The challenge of any corporation is to change a culture that becomes engraved. In many cases, that may have to lead to consequential firing of an entire staff.

  by: questworldz     02/27/2010 09:25 PM     
An example, as a former consultant, I was hired to examine why productivity was down at a small firm. The productivity was down due to personal e-activities being performed on company time. A short time frame was given to employees to correct their actions. Needless to say, the same transgressions were still occurring. As a result, the firm fired everyone, relocated their offices, and made sure the new employees signed and understood what was expected of them. The very next year, productivity shot up an unprecedented 560%!! The same should be applied to schools as well, well minus the relocating the school part as that wouldn´t be cost efficient.
  by: questworldz     02/27/2010 09:27 PM     
I agree with your comment about parents to a certain extent. Most parents send their children to school to learn, to be taught, because the parents are unable to afford time to teach their children. That being said, the school should be able to instill a sense of confidence in the student about their own individual knowledge so that when the students come home, they can tackle their homework judiciously without the need for outside of the school help.

If help is needed outside of the school, then there is a gap somewhere. Many households have gone from single income to dual income. In that type of setting, the ability of a parent to set apart time to help their children becomes hard due to an imbalance in the household work.

Just as you say no teacher wants to fail in their career, no parent wants to fail as a parent nor wants to see their children fail. Which is why the concept of school exists. Parents send their children to school with a belief that a school will provide for their children, a better quality of education than the parents can afford to give.

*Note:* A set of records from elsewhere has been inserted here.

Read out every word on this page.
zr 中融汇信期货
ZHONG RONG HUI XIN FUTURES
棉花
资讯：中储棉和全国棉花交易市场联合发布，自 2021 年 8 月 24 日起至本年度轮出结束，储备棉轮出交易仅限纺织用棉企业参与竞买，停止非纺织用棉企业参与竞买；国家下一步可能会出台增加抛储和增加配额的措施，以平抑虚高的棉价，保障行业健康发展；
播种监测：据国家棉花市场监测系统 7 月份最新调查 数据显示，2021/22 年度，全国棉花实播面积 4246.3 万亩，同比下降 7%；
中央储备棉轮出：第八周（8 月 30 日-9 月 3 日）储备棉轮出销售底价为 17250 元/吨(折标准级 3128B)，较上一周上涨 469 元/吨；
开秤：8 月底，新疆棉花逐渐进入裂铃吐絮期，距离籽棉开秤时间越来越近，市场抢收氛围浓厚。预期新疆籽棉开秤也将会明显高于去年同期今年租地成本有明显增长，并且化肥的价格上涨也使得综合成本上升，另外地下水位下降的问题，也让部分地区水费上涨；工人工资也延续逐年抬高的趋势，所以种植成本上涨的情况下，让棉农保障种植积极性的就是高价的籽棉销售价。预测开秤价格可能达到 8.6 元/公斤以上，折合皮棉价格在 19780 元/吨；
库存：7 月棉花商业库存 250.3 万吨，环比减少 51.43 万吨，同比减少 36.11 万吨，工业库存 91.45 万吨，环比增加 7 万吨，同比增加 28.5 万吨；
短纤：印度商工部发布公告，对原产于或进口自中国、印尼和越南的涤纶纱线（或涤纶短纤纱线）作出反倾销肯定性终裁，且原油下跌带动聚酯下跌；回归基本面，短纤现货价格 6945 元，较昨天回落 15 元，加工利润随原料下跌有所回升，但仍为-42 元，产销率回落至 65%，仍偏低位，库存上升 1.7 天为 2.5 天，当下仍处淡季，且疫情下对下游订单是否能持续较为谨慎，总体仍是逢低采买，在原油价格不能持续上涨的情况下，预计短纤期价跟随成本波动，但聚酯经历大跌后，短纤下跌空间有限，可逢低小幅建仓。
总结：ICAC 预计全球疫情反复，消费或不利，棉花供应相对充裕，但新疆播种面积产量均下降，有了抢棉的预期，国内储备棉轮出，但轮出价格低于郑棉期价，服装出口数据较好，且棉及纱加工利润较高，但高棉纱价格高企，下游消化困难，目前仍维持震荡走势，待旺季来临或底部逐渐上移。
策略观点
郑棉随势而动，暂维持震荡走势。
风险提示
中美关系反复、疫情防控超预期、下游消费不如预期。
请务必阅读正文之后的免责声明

That is not to say that parents can be completely blame free. The parents should do their best to make sure that students are completing their assignments in a timely fashion, and provide the students an environment that harbors and nurtures education in the home.

However, as much as I want to delegate blame to parents, I also cannot help but put a bulk of the blame on a school. A parent is trusting a school with their child, that the child will come out more confident, more knowledgeable, more skillful. If a school is unable to convert a child, then it is my opinion that either the school re-examine it´s strategy, or tailor a program to a struggling student so that the student is successful. The goal of a school shouldn´t be that most students pass, it should be that every student passes. Are there students that are harder to teach than others? Sure, but that, I believe is a task for the school to challenge. For if a school can help a struggling student pass, then the school is worthy of being called a true school and not just another institution with a dichotomy of pass or fail, the intellectually elite or the hopelessly dumb, or the have´s and the have not´s.